The news is by your side.

10 ongebruikelijke werken die naar verluidt vanuit het graf zijn gechanneld

0

Een van de meest fascinerende aspecten van artistieke creatie betreft de mysterieuze oorsprong van inspiratie. Sommige kunstenaars beweren dat hun werken zijn geïnspireerd door een ongrijpbare muze, terwijl anderen beweren dat het onderbewustzijn verantwoordelijk is voor het bedenken van ideeën. Naast conventionele verklaringen hebben sommige kunstenaars hun creatieve vonken echter aangewakkerd vanuit buitenaardse bronnen.

Deze lijst beschouwt de griezelige en transcendente inspiraties die tien opmerkelijke kunstwerken hebben aangewakkerd, variërend van moderne progressieve rock tot 20e-eeuwse poëzie. Wat deze tien creaties met elkaar verbindt, is de bewering van hun makers dat buitenaardse geesten werden opgeroepen om samen te werken in de vorm van artistieke expressie.
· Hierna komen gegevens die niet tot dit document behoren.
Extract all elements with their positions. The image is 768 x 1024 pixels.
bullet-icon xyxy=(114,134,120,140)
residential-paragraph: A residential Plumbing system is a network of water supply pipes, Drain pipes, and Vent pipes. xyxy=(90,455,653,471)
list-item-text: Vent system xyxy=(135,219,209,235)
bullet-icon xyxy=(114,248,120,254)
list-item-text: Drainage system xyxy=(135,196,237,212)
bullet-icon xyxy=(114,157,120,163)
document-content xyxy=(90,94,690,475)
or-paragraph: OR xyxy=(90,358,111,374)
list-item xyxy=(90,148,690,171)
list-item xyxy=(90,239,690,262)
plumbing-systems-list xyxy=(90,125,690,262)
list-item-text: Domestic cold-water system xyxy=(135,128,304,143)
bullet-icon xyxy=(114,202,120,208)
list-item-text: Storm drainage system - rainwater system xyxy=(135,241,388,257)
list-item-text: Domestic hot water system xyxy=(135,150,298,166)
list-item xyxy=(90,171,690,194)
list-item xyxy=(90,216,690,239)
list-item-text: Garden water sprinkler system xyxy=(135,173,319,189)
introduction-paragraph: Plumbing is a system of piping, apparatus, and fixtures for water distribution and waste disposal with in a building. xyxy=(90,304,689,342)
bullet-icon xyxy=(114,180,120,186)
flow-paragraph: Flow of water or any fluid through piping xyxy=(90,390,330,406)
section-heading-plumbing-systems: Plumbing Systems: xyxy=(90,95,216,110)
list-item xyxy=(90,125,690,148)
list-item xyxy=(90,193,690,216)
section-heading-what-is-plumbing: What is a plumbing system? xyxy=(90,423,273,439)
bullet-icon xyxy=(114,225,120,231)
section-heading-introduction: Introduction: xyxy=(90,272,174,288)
Verwant: 10 vreemde verhalen uit de spiritistische rage van Amerika

10 Het Bedlam in Goliath (De Mars Volta)

The Mars Volta bedachten een verhaal over hun vierde album, Het bedlam in Goliath, wat echt kan zijn of louter verzinsel. Naar verluidt kocht lid Omar Rodriguez-Lopez van The Mars Volta tijdens zijn vakantie een Ouija-bord dat hij de ‘Waarzegger’ noemde terwijl hij in een curiosawinkel in Jeruzalem was. De band implementeerde het bord al snel in hun afbouwproces na de show. Kort daarna kreeg de band elke avond bezoek van dezelfde geest genaamd Goliath. Het daaropvolgende album, Het bedlam in Goliathweerspiegelt de interacties van de band met Goliath.
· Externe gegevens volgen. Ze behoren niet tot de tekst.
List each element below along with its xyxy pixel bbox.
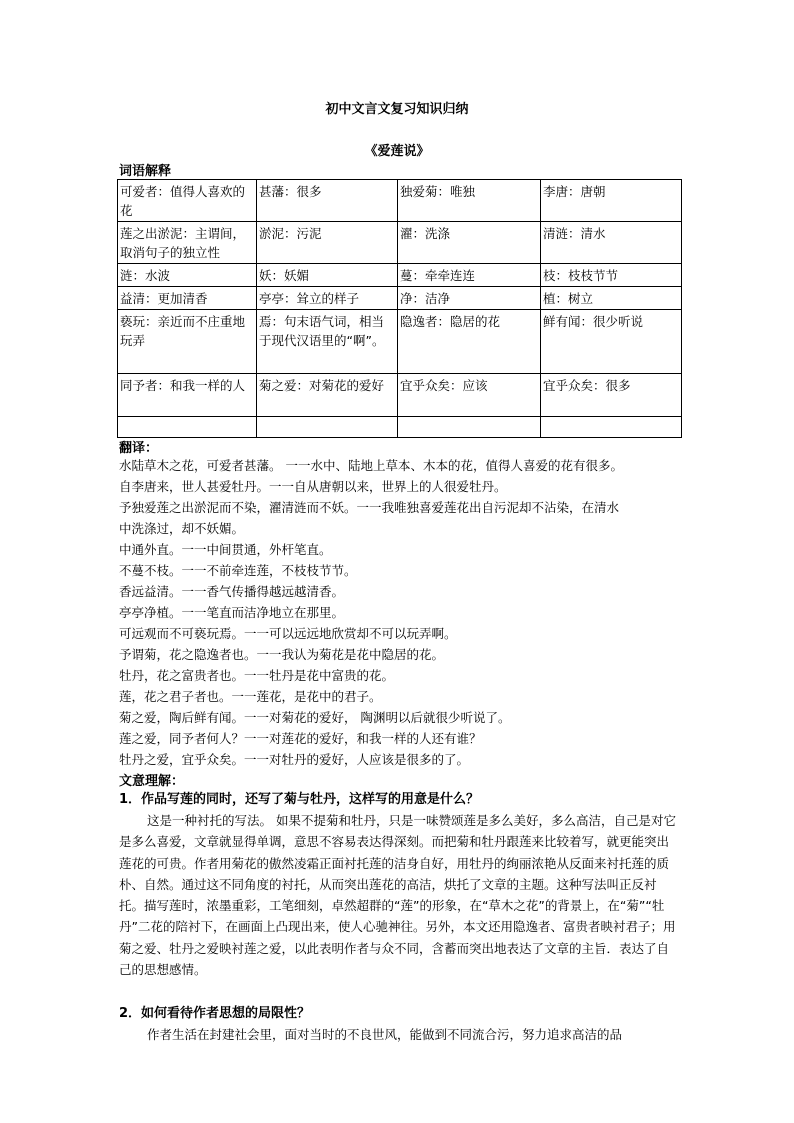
translation-line: 菊之爱，陶后鲜有闻。一一对菊花的爱好， 陶渊明以后就很少听说了。: [119, 710, 511, 725]
question-2: [119, 1003, 683, 1024]
translation-line: 莲之爱，同予者何人？一一对莲花的爱好，和我一样的人还有谁？: [119, 731, 482, 746]
table-cell: 蔓：牵牵连连: [398, 264, 541, 287]
table-cell: 李唐：唐朝: [541, 180, 682, 222]
table-cell: 亵玩：亲近而不庄重地玩弄: [118, 310, 257, 374]
table-cell: 淤泥：污泥: [257, 222, 398, 264]
table-row: [118, 264, 682, 287]
table-cell: 净：洁净: [398, 287, 541, 310]
table-cell: 甚藩：很多: [257, 180, 398, 222]
translation-line: 予谓菊，花之隐逸者也。一一我认为菊花是花中隐居的花。: [119, 647, 445, 662]
vocab-heading: 词语解释: [119, 164, 172, 179]
translation-line: 牡丹之爱，宜乎众矣。一一对牡丹的爱好，人应该是很多的了。: [119, 752, 470, 767]
answer-1: 这是一种衬托的写法。 如果不提菊和牡丹，只是一味赞颂莲是多么美好，多么高洁，自己是对它是多么喜爱，文章就显得单调，意思不容易表达得深刻。而把菊和牡丹跟莲来比较着写，就更能突出莲花的可贵。作者用菊花的傲然凌霜正面衬托莲的洁身自好，用牡丹的绚丽浓艳从反面来衬托莲的质朴、自然。通过这不同角度的衬托，从而突出莲花的高洁，烘托了文章的主题。这种写法叫正反衬托。描写莲时，浓墨重彩，工笔细刻，卓然超群的“莲”的形象，在“草木之花”的背景上，在“菊”“牡丹”二花的陪衬下，在画面上凸现出来，使人心驰神往。另外，本文还用隐逸者、富贵者映衬君子；用菊之爱、牡丹之爱映衬莲之爱，以此表明作者与众不同，含蓄而突出地表达了文章的主旨．表达了自己的思想感情。: [119, 813, 676, 978]
lesson-title: 《爱莲说》: [364, 144, 430, 159]
translation-line: 予独爱莲之出淤泥而不染，濯清涟而不妖。一一我唯独喜爱莲花出自污泥却不沾染，在清水: [119, 500, 620, 515]
translation-block: [119, 455, 683, 770]
table-cell: 宜乎众矣：很多: [541, 374, 682, 417]
question-1-text: 1．作品写莲的同时，还写了菊与牡丹，这样写的用意是什么？: [119, 792, 480, 807]
translation-line: 不蔓不枝。一一不前牵连莲，不枝枝节节。: [119, 563, 357, 578]
understanding-heading: 文意理解：: [119, 774, 185, 789]
table-cell: [257, 417, 398, 438]
table-row: [118, 180, 682, 222]
translation-line: 中洗涤过，却不妖媚。: [119, 521, 245, 536]
table-cell: 独爱菊：唯独: [398, 180, 541, 222]
translation-line: 亭亭净植。一一笔直而洁净地立在那里。: [119, 605, 345, 620]
translation-line: 自李唐来，世人甚爱牡丹。一一自从唐朝以来，世界上的人很爱牡丹。: [119, 479, 507, 494]
table-row: [118, 417, 682, 438]
table-row: [118, 222, 682, 264]
table-cell: 隐逸者：隐居的花: [398, 310, 541, 374]
table-cell: [541, 417, 682, 438]
translation-line: 可远观而不可亵玩焉。一一可以远远地欣赏却不可以玩弄啊。: [119, 626, 457, 641]
translation-line: 牡丹，花之富贵者也。一一牡丹是花中富贵的花。: [119, 668, 395, 683]
answer-2: 作者生活在封建社会里，面对当时的不良世风，能做到不同流合污，努力追求高洁的品: [147, 1027, 623, 1042]
document-title: 初中文言文复习知识归纳: [325, 102, 469, 117]
question-1: [119, 789, 683, 810]
table-cell: 可爱者：值得人喜欢的花: [118, 180, 257, 222]
table-row: [118, 287, 682, 310]
table-cell: 濯：洗涤: [398, 222, 541, 264]
table-row: [118, 374, 682, 417]
table-cell: [118, 417, 257, 438]
table-row: [118, 310, 682, 374]
translation-line: 莲，花之君子者也。一一莲花，是花中的君子。: [119, 689, 382, 704]
translation-line: 水陆草木之花，可爱者甚藩。 一一水中、陆地上草本、木本的花，值得人喜爱的花有很多。: [119, 458, 623, 473]
translation-heading: 翻译：: [119, 441, 159, 456]
translation-line: 中通外直。一一中间贯通，外杆笔直。: [119, 542, 332, 557]
table-cell: 焉：句末语气词，相当于现代汉语里的“啊”。: [257, 310, 398, 374]
table-cell: 鲜有闻：很少听说: [541, 310, 682, 374]
table-cell: 菊之爱：对菊花的爱好: [257, 374, 398, 417]
table-cell: 同予者：和我一样的人: [118, 374, 257, 417]
table-cell: 宜乎众矣：应该: [398, 374, 541, 417]
table-cell: 枝：枝枝节节: [541, 264, 682, 287]
table-cell: 益清：更加清香: [118, 287, 257, 310]
question-2-text: 2．如何看待作者思想的局限性？: [119, 1006, 311, 1021]
table-cell: 清涟：清水: [541, 222, 682, 264]
table-cell: [398, 417, 541, 438]
vocab-table: [117, 179, 682, 438]
table-cell: 莲之出淤泥：主谓间，取消句子的独立性: [118, 222, 257, 264]
table-cell: 植：树立: [541, 287, 682, 310]
table-cell: 亭亭：耸立的样子: [257, 287, 398, 310]
table-cell: 涟：水波: [118, 264, 257, 287]
table-cell: 妖：妖媚: [257, 264, 398, 287]
translation-line: 香远益清。一一香气传播得越远越清香。: [119, 584, 345, 599]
Toen de band het nieuwe album aan het opnemen was, werden de berichten op het ouijabord eng. Niet alleen de studio liep onder water, ook diverse apparatuur viel uit. Deze onheilspellende gebeurtenissen overschaduwden de creatie van het album. Een ingenieur die aan het album werkte, uitte later zijn zorgen over de productie ervan, in de overtuiging dat de band iets kwaadaardigs probeerde vast te leggen.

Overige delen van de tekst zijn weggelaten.